The Audit Committee shall, inter alia, recommend to the Board of Directors the appointment of external auditors, their removal, audit fees, the provision by the external auditors of any service to the listed company in addition to audit of its financial statements. The Board of Directors shall give due consideration to the recommendations of the Audit Committee in all these matters and where it acts otherwise, it shall record the reasons thereof.

The terms of reference of the Audit Committee shall also include the following:

  • determination of appropriate measures to safeguard the listed company’s assets;
  • review of quarterly, half-yearly and annual financial statements of the listed company, prior to their approval by the Board of Directors, focusing on:
    • major judgmental areas;
    • significant adjustments resulting from the audit;
    • the going concern assumption;
    • any changes in accounting policies and practices;
    • compliance with applicable accounting standards;
    • compliance with listing regulations and other statutory and regulatory requirements; and
    • significant related party transactions.

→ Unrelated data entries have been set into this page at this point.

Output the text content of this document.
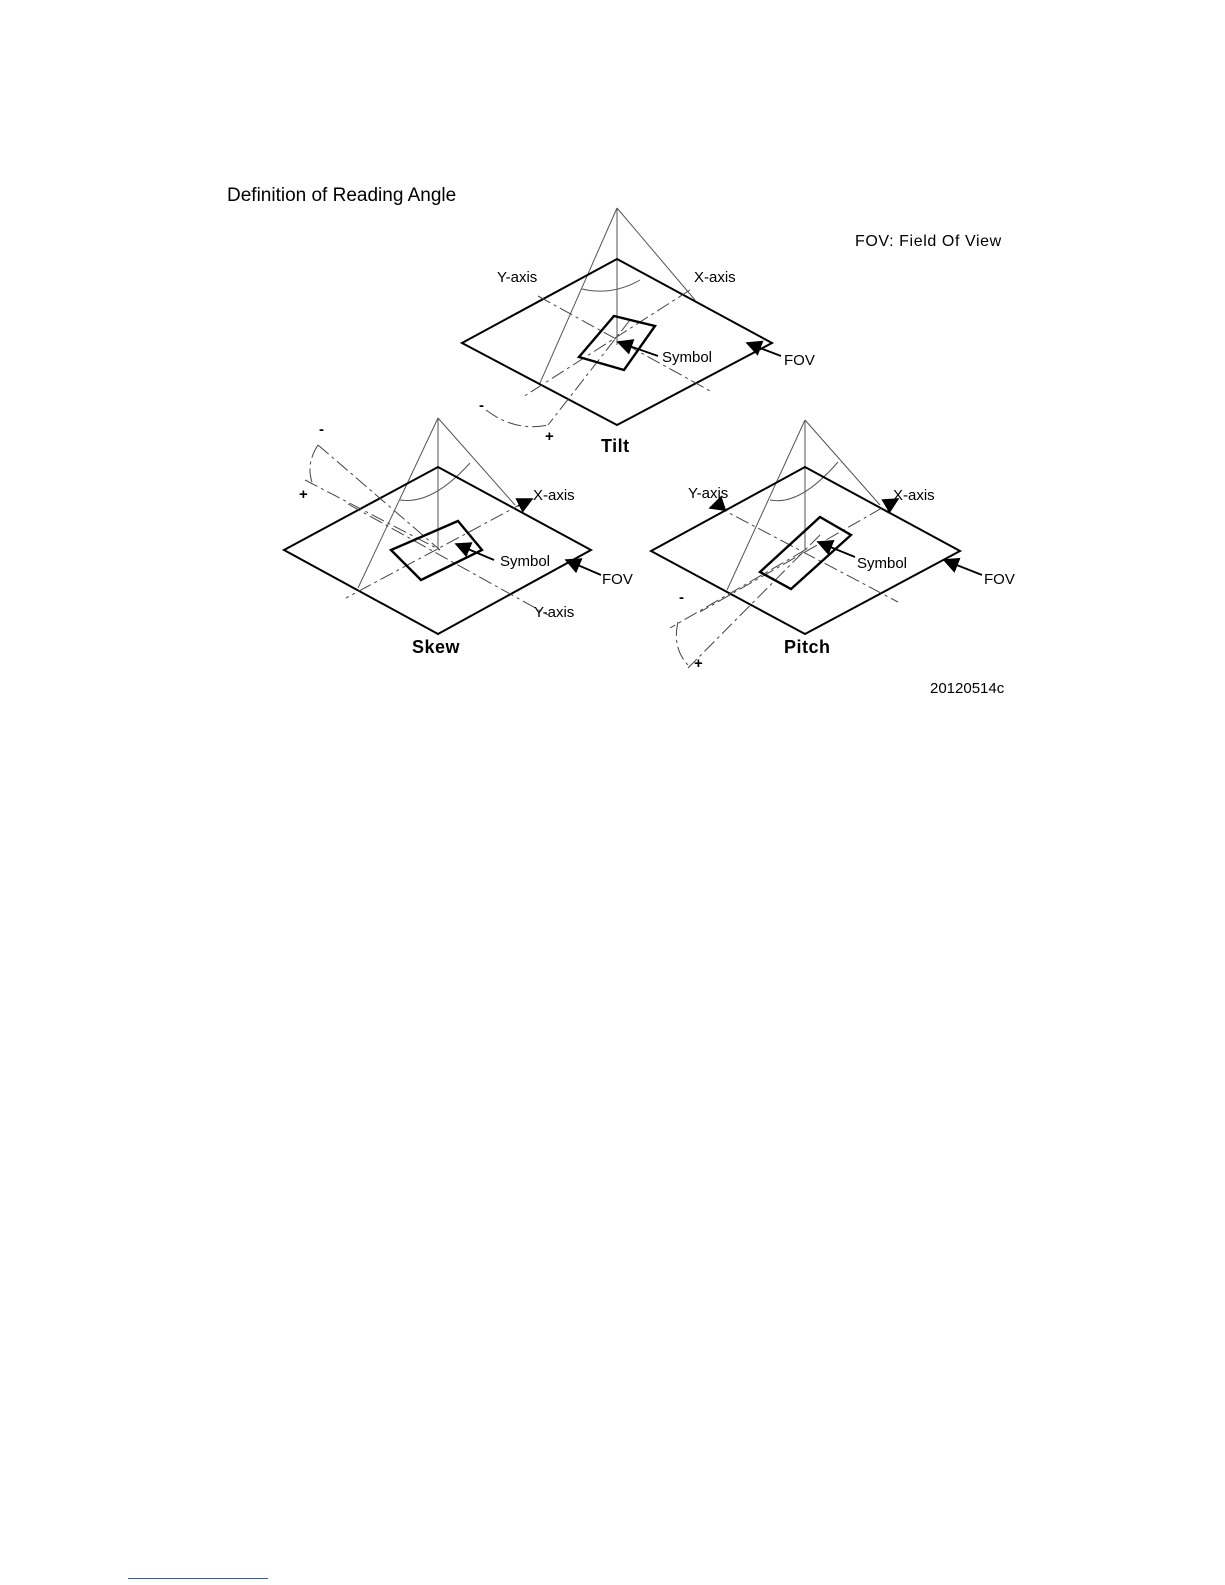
Definition of Reading Angle
FOV: Field Of View
Y-axis	X-axis
Symbol	FOV
-
+	Tilt
X-axis
Y-axis
Symbol
FOV
-
+
Skew
Y-axis	X-axis
Symbol
FOV
-
+
Pitch
20120514c
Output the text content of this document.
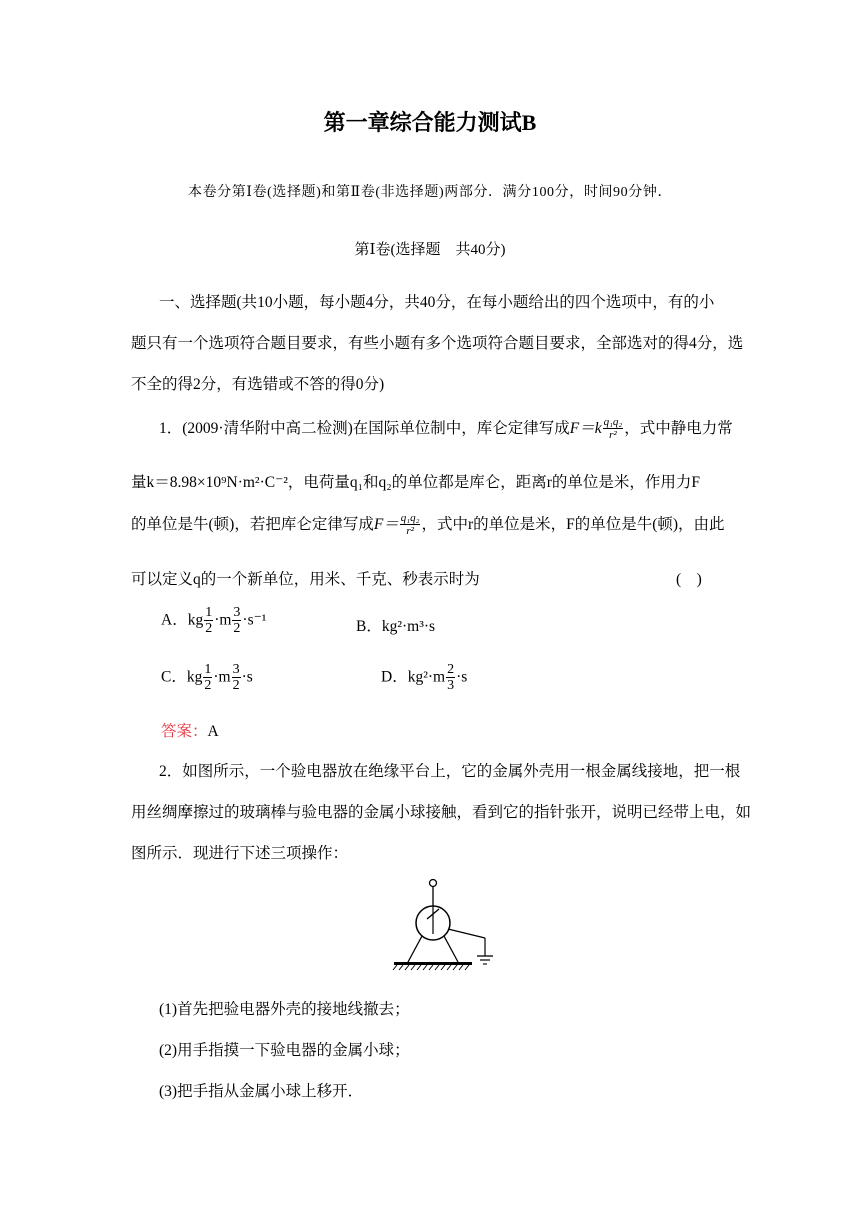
第一章综合能力测试B
本卷分第Ⅰ卷(选择题)和第Ⅱ卷(非选择题)两部分．满分100分，时间90分钟．
第Ⅰ卷(选择题　共40分)
一、选择题(共10小题，每小题4分，共40分，在每小题给出的四个选项中，有的小
题只有一个选项符合题目要求，有些小题有多个选项符合题目要求，全部选对的得4分，选
不全的得2分，有选错或不答的得0分)
1．(2009·清华附中高二检测)在国际单位制中，库仑定律写成$F=k \frac{\text{q₁q₂}}{\text{r²}}$ ，式中静电力常
量k＝8.98×10⁹N·m²·C⁻²，电荷量q₁和q₂的单位都是库仑，距离r的单位是米，作用力F
的单位是牛(顿)，若把库仑定律写成$F= \frac{\text{q₁q₂}}{\text{r²}}$ ，式中r的单位是米，F的单位是牛(顿)，由此
可以定义q的一个新单位，用米、千克、秒表示时为	(　)
A．kg $\frac{1}{2} \cdot m \frac{3}{2} \cdot s^{-1}$	B．kg²·m³·s
C．kg $\frac{1}{2} \cdot m \frac{3}{2} \cdot s$	D．$kg^2\cdot m \frac{2}{3} \cdot s$
答案：A
2．如图所示，一个验电器放在绝缘平台上，它的金属外壳用一根金属线接地，把一根
用丝绸摩擦过的玻璃棒与验电器的金属小球接触，看到它的指针张开，说明已经带上电，如
图所示．现进行下述三项操作：
(1)首先把验电器外壳的接地线撤去；
(2)用手指摸一下验电器的金属小球；
(3)把手指从金属小球上移开．
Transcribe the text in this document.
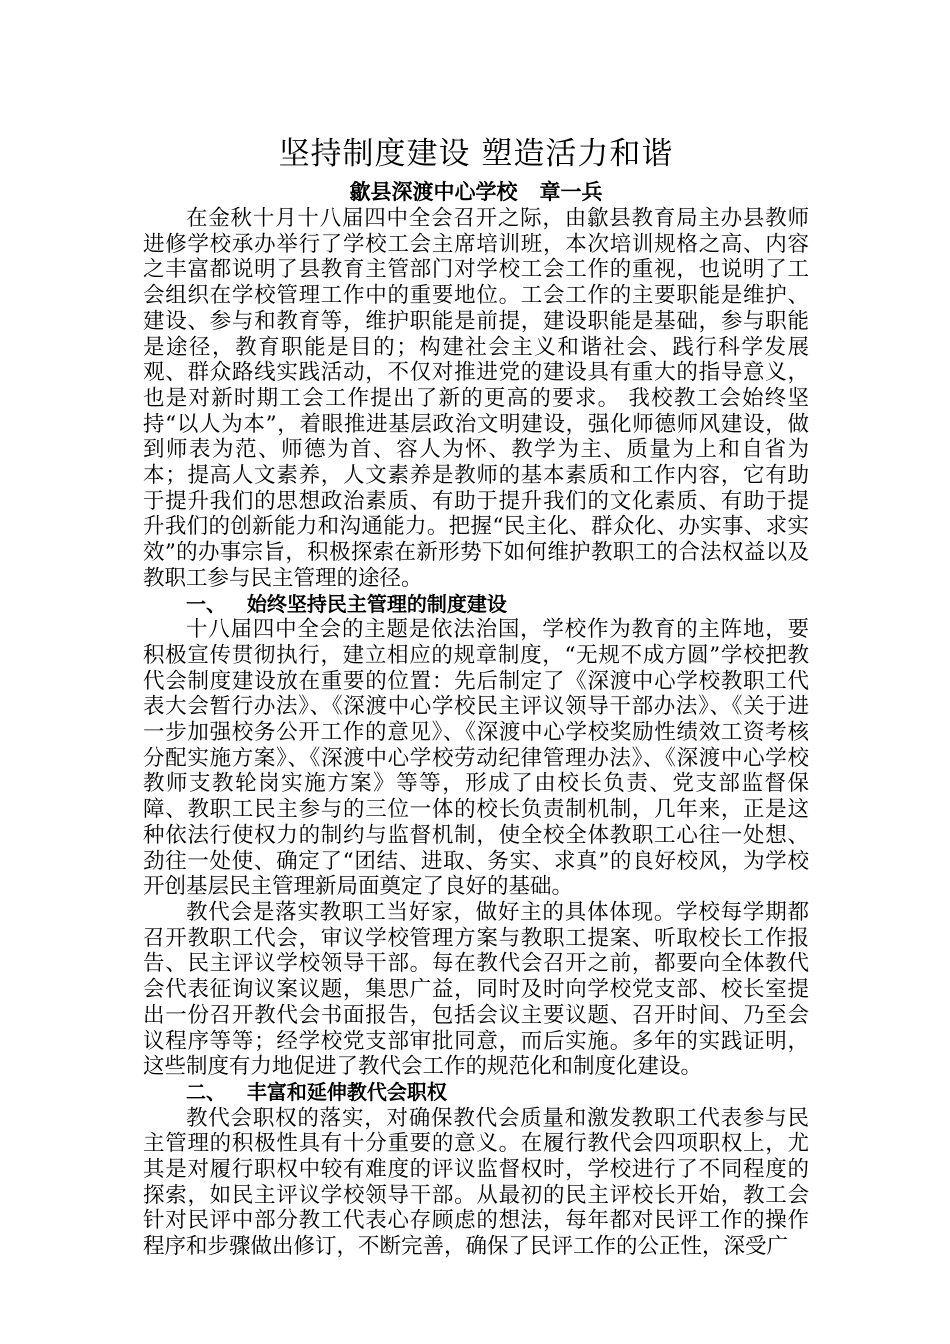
坚持制度建设 塑造活力和谐
歙县深渡中心学校   章一兵

在金秋十月十八届四中全会召开之际，由歙县教育局主办县教师进修学校承办举行了学校工会主席培训班，本次培训规格之高、内容之丰富都说明了县教育主管部门对学校工会工作的重视，也说明了工会组织在学校管理工作中的重要地位。工会工作的主要职能是维护、建设、参与和教育等，维护职能是前提，建设职能是基础，参与职能是途径，教育职能是目的；构建社会主义和谐社会、践行科学发展观、群众路线实践活动，不仅对推进党的建设具有重大的指导意义，也是对新时期工会工作提出了新的更高的要求。 我校教工会始终坚持“以人为本”，着眼推进基层政治文明建设，强化师德师风建设，做到师表为范、师德为首、容人为怀、教学为主、质量为上和自省为本；提高人文素养，人文素养是教师的基本素质和工作内容，它有助于提升我们的思想政治素质、有助于提升我们的文化素质、有助于提升我们的创新能力和沟通能力。把握“民主化、群众化、办实事、求实效”的办事宗旨，积极探索在新形势下如何维护教职工的合法权益以及教职工参与民主管理的途径。

一、   始终坚持民主管理的制度建设

十八届四中全会的主题是依法治国，学校作为教育的主阵地，要积极宣传贯彻执行，建立相应的规章制度，“无规不成方圆”学校把教代会制度建设放在重要的位置：先后制定了《深渡中心学校教职工代表大会暂行办法》、《深渡中心学校民主评议领导干部办法》、《关于进一步加强校务公开工作的意见》、《深渡中心学校奖励性绩效工资考核分配实施方案》、《深渡中心学校劳动纪律管理办法》、《深渡中心学校教师支教轮岗实施方案》等等，形成了由校长负责、党支部监督保障、教职工民主参与的三位一体的校长负责制机制，几年来，正是这种依法行使权力的制约与监督机制，使全校全体教职工心往一处想、劲往一处使、确定了“团结、进取、务实、求真”的良好校风，为学校开创基层民主管理新局面奠定了良好的基础。

教代会是落实教职工当好家，做好主的具体体现。学校每学期都召开教职工代会，审议学校管理方案与教职工提案、听取校长工作报告、民主评议学校领导干部。每在教代会召开之前，都要向全体教代会代表征询议案议题，集思广益，同时及时向学校党支部、校长室提出一份召开教代会书面报告，包括会议主要议题、召开时间、乃至会议程序等等；经学校党支部审批同意，而后实施。多年的实践证明，这些制度有力地促进了教代会工作的规范化和制度化建设。

二、   丰富和延伸教代会职权

教代会职权的落实，对确保教代会质量和激发教职工代表参与民主管理的积极性具有十分重要的意义。在履行教代会四项职权上，尤其是对履行职权中较有难度的评议监督权时，学校进行了不同程度的探索，如民主评议学校领导干部。从最初的民主评校长开始，教工会针对民评中部分教工代表心存顾虑的想法，每年都对民评工作的操作程序和步骤做出修订，不断完善，确保了民评工作的公正性，深受广
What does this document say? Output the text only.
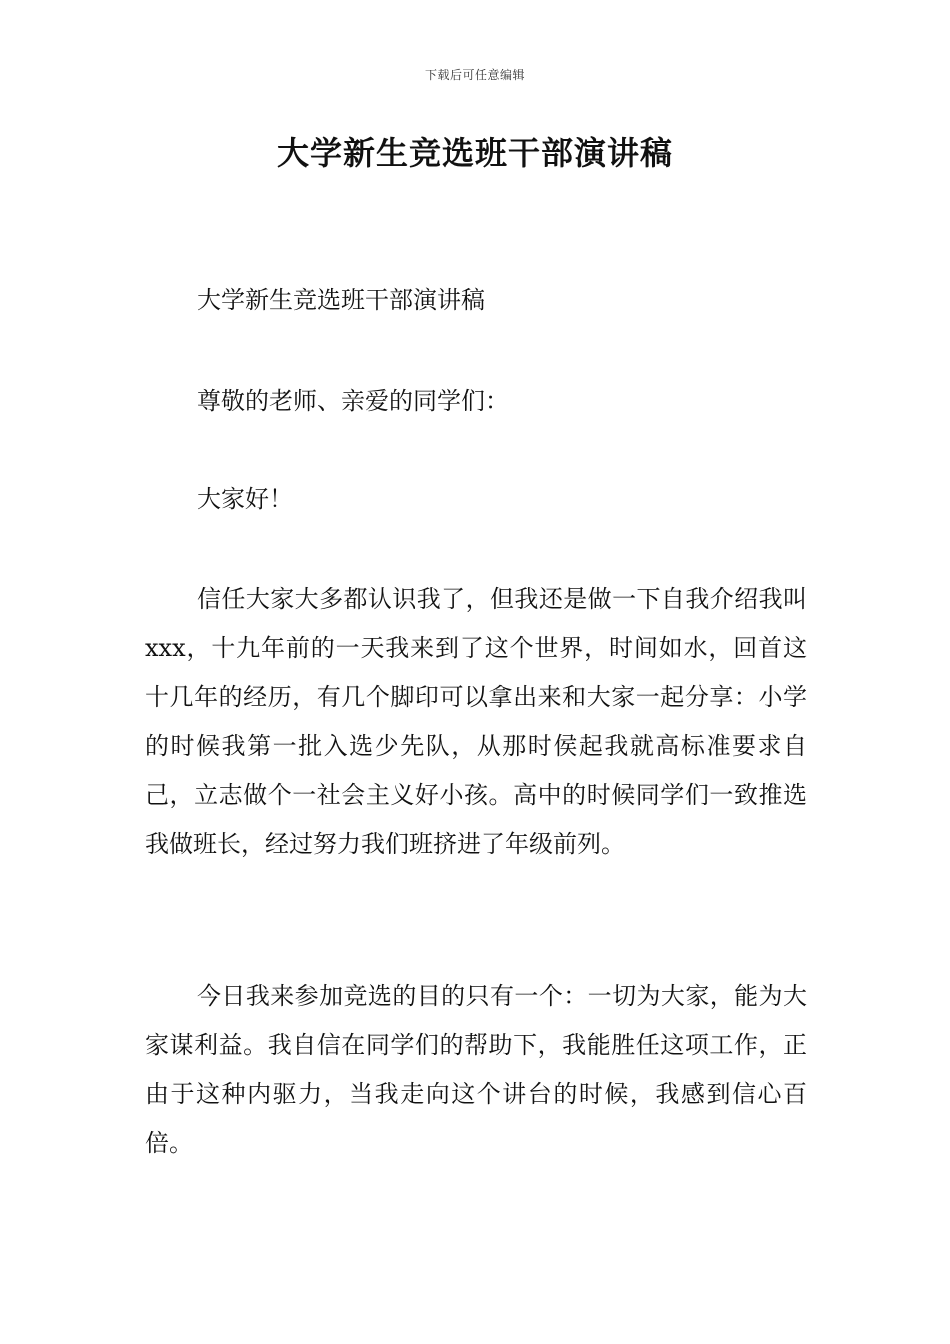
下载后可任意编辑
大学新生竞选班干部演讲稿

大学新生竞选班干部演讲稿

尊敬的老师、亲爱的同学们：

大家好！

信任大家大多都认识我了，但我还是做一下自我介绍我叫xxx，十九年前的一天我来到了这个世界，时间如水，回首这十几年的经历，有几个脚印可以拿出来和大家一起分享：小学的时候我第一批入选少先队，从那时侯起我就高标准要求自己，立志做个一社会主义好小孩。高中的时候同学们一致推选我做班长，经过努力我们班挤进了年级前列。

今日我来参加竞选的目的只有一个：一切为大家，能为大家谋利益。我自信在同学们的帮助下，我能胜任这项工作，正由于这种内驱力，当我走向这个讲台的时候，我感到信心百倍。
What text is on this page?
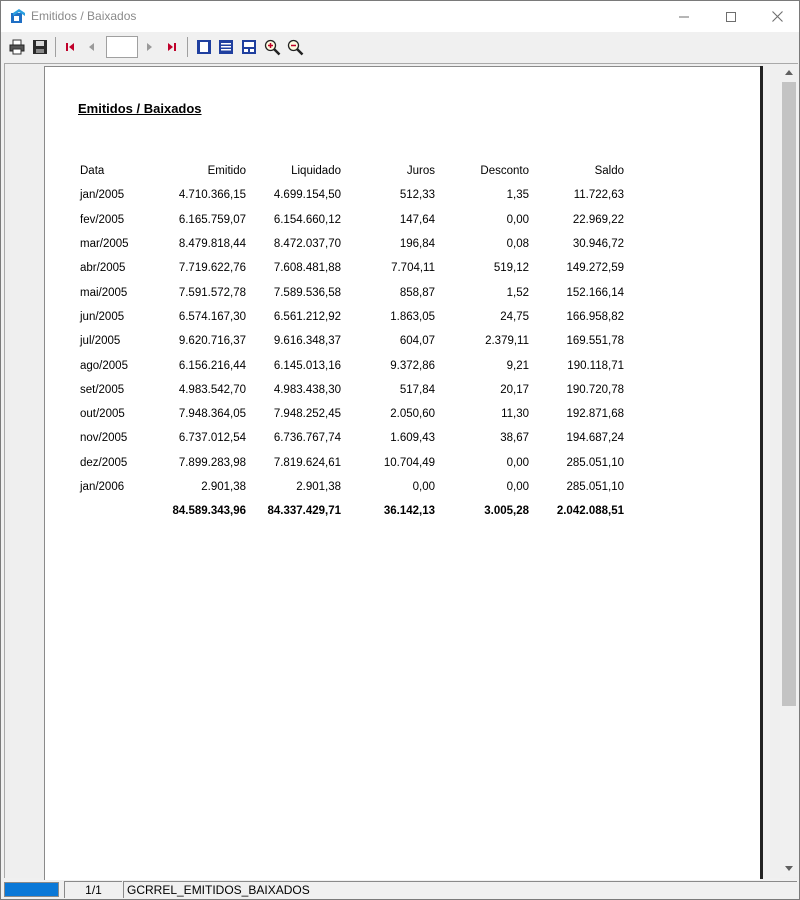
Emitidos / Baixados
Emitidos / Baixados
Data	Emitido	Liquidado	Juros	Desconto	Saldo
jan/2005	4.710.366,15	4.699.154,50	512,33	1,35	11.722,63
fev/2005	6.165.759,07	6.154.660,12	147,64	0,00	22.969,22
mar/2005	8.479.818,44	8.472.037,70	196,84	0,08	30.946,72
abr/2005	7.719.622,76	7.608.481,88	7.704,11	519,12	149.272,59
mai/2005	7.591.572,78	7.589.536,58	858,87	1,52	152.166,14
jun/2005	6.574.167,30	6.561.212,92	1.863,05	24,75	166.958,82
jul/2005	9.620.716,37	9.616.348,37	604,07	2.379,11	169.551,78
ago/2005	6.156.216,44	6.145.013,16	9.372,86	9,21	190.118,71
set/2005	4.983.542,70	4.983.438,30	517,84	20,17	190.720,78
out/2005	7.948.364,05	7.948.252,45	2.050,60	11,30	192.871,68
nov/2005	6.737.012,54	6.736.767,74	1.609,43	38,67	194.687,24
dez/2005	7.899.283,98	7.819.624,61	10.704,49	0,00	285.051,10
jan/2006	2.901,38	2.901,38	0,00	0,00	285.051,10
	84.589.343,96	84.337.429,71	36.142,13	3.005,28	2.042.088,51
1/1	GCRREL_EMITIDOS_BAIXADOS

  • review of preliminary announcements of results prior to publication;
  • facilitating the external audit and discussion with external auditors of major observations arising from interim and final audits and any matter that the auditors may wish to highlight (in the absence of management, where necessary);
  • review of management letter issued by external auditors and management’s response thereto;
  • ensuring coordination between the internal and external auditors of the listed company;
  • review of the scope and extent of internal audit and ensuring that the internal audit function has adequate resources and is appropriately placed within the listed company;
  • consideration of major findings of internal investigations of activities characterized by fraud, corruption and abuse of power and management's response thereto;
  • ascertaining that the internal control systems including financial and operational controls, accounting systems for timely and appropriate recording of purchases and sales, receipts and payments, assets and liabilities and the reporting structure are adequate and effective;
  • review of the listed company’s statement on internal control systems prior to endorsement by the Board of Directors and internal audit reports;
  • instituting special projects, value for money studies or other investigations on any matter specified by the Board of Directors, in consultation with the CEO and to consider remittance of any matter to the external auditors or to any other external body;
  • determination of compliance with relevant statutory requirements;
  • monitoring compliance with the best practices of corporate governance and identification of significant violations thereof; and
  • consideration of any other issue or matter as may be assigned by the Board of Directors.